Update on Kansas Climate Commission

by Paul Chesser, Heartland Institute Correspondent on March 31, 2008

in Politics

Paul Chesser, Climate Strategies Watch

As I reported 10 days ago, Kansas's Kathleen Sebelius is the most recent state executive to create a state global warming commission — called the Kansas Energy and Environmental Policy Advisory Group — and like most other states hired the Center for Climate Strategies to manage the thing. Unfortunately also like a few of the states (Iowa, Maryland, South Carolina), Kansas apparently has no contract with CCS to create its government-"sponsored" climate advisory policy. Instead CCS and the commission will have no accountability to taxpayers and instead will be beholden to those who fund it: global warming alarmists like the Energy Foundation, the Rockefeller Brothers Fund, and the Sandler Family Supporting Foundation. In fact, the presence of Sandler money shows Kansas to be the first state in which clearly political leftist money is paying for what is supposed to be an "objective" policy development process.

Just a little while ago I called a couple of attorneys with the state to verify a few things. Dennis Highberger, with the Kansas Department of Health and Environment, told me that his agency has a contract with CCS to do its greenhouse gas emissions inventory, but no agreement to run the governor's commission. He referred me to Gov. Sebelius's office.

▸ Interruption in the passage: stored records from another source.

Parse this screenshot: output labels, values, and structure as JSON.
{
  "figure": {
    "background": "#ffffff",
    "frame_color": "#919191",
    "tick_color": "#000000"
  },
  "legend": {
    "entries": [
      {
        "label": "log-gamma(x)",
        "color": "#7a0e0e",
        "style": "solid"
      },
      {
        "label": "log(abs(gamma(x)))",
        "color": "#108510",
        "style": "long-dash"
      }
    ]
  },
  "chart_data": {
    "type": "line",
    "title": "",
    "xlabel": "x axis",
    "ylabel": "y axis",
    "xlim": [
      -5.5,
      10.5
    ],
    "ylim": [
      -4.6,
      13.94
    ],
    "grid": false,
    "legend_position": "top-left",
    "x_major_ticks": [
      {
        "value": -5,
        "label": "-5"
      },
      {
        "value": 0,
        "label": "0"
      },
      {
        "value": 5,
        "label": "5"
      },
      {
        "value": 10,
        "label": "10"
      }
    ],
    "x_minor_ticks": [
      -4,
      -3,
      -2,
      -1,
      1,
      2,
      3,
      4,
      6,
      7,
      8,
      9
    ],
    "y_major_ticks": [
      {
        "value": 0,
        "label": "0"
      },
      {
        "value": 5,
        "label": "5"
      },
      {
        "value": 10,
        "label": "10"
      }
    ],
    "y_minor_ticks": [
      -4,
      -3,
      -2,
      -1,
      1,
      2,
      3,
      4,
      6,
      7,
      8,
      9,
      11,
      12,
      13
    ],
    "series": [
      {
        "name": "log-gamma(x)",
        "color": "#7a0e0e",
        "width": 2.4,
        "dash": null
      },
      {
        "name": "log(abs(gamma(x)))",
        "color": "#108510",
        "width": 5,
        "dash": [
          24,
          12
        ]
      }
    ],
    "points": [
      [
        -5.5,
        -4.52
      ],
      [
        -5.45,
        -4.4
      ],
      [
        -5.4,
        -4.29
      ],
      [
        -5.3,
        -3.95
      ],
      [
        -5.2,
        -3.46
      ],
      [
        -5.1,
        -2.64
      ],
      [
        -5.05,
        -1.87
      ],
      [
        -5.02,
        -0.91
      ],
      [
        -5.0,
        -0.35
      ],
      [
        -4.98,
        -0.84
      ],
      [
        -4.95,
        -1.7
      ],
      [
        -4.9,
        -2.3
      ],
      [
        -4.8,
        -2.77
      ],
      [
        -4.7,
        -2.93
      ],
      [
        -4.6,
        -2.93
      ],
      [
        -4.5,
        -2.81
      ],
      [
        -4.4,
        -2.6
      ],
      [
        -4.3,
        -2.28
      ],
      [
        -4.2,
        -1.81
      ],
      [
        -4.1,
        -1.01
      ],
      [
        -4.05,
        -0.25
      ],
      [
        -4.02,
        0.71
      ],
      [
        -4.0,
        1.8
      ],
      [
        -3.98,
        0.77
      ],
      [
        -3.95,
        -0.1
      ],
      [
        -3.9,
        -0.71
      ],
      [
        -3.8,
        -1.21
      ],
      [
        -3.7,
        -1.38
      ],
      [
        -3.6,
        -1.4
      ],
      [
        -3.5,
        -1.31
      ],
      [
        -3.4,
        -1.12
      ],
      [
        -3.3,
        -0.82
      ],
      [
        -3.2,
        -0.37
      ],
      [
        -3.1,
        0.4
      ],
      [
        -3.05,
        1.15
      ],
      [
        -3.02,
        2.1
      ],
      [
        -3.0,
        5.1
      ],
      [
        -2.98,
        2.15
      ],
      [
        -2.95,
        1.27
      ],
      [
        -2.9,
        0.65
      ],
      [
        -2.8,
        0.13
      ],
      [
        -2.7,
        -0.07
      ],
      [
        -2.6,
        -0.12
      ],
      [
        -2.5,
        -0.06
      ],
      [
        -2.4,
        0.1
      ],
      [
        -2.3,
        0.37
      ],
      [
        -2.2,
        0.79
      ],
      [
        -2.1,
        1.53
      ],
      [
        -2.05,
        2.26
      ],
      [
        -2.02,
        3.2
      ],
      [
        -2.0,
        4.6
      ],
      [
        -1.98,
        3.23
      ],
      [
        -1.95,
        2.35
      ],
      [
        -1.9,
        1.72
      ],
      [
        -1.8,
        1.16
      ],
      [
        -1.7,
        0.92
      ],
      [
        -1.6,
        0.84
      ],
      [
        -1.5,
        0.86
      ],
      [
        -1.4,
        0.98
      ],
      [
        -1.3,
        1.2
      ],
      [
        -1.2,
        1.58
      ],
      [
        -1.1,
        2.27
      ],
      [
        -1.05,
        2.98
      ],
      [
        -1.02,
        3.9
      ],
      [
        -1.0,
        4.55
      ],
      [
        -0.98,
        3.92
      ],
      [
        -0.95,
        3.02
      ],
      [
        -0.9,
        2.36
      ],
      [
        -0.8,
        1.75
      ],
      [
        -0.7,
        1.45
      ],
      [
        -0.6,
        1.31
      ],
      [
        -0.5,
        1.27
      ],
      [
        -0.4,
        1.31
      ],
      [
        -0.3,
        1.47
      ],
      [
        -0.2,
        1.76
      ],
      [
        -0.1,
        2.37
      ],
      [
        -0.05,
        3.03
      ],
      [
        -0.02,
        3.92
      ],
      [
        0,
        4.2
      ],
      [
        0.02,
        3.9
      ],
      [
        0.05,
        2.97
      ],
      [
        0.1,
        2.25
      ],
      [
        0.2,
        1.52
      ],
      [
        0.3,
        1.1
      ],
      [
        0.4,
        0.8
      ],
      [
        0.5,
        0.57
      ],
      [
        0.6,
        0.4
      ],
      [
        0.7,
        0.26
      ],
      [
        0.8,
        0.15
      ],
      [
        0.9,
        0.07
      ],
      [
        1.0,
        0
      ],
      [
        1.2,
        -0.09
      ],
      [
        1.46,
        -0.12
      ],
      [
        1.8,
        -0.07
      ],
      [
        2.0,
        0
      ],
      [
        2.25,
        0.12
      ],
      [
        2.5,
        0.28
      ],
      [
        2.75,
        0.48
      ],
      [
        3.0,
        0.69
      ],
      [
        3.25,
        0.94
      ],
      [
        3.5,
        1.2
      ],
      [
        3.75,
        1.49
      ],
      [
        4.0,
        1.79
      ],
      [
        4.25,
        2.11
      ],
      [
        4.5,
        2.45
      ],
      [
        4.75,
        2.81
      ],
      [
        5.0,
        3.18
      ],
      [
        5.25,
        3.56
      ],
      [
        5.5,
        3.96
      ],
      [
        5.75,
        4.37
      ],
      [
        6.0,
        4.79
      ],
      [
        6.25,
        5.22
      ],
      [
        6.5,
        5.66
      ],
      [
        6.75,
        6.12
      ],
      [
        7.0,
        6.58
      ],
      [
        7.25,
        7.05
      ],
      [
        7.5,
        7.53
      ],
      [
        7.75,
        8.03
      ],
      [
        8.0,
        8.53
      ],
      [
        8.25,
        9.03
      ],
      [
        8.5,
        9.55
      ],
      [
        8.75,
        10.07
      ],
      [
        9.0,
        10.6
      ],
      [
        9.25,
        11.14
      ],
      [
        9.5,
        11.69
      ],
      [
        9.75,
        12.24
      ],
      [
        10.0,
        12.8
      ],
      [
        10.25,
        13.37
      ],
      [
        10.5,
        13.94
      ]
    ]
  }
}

So then I called Sally Howard, her chief counsel, who informed me that the governor's office had no contract with CCS either. When I told her that KDHE said they had no contract and that it appears there is no contract with the state, she said she found that hard to believe. I told her that's the case with other states as well. What's the need for a contract when the state isn't paying anything, right?

Anyway, I did ask if the state budgeted anything for the commission — after all, at least a few bureaucrats are going to have to dedicate some time to this dog-and-pony show. She was unaware of any dedicated budget for the project, so if taxpayers want to know the amount of public employees' time devoted to the commission, they're out of luck.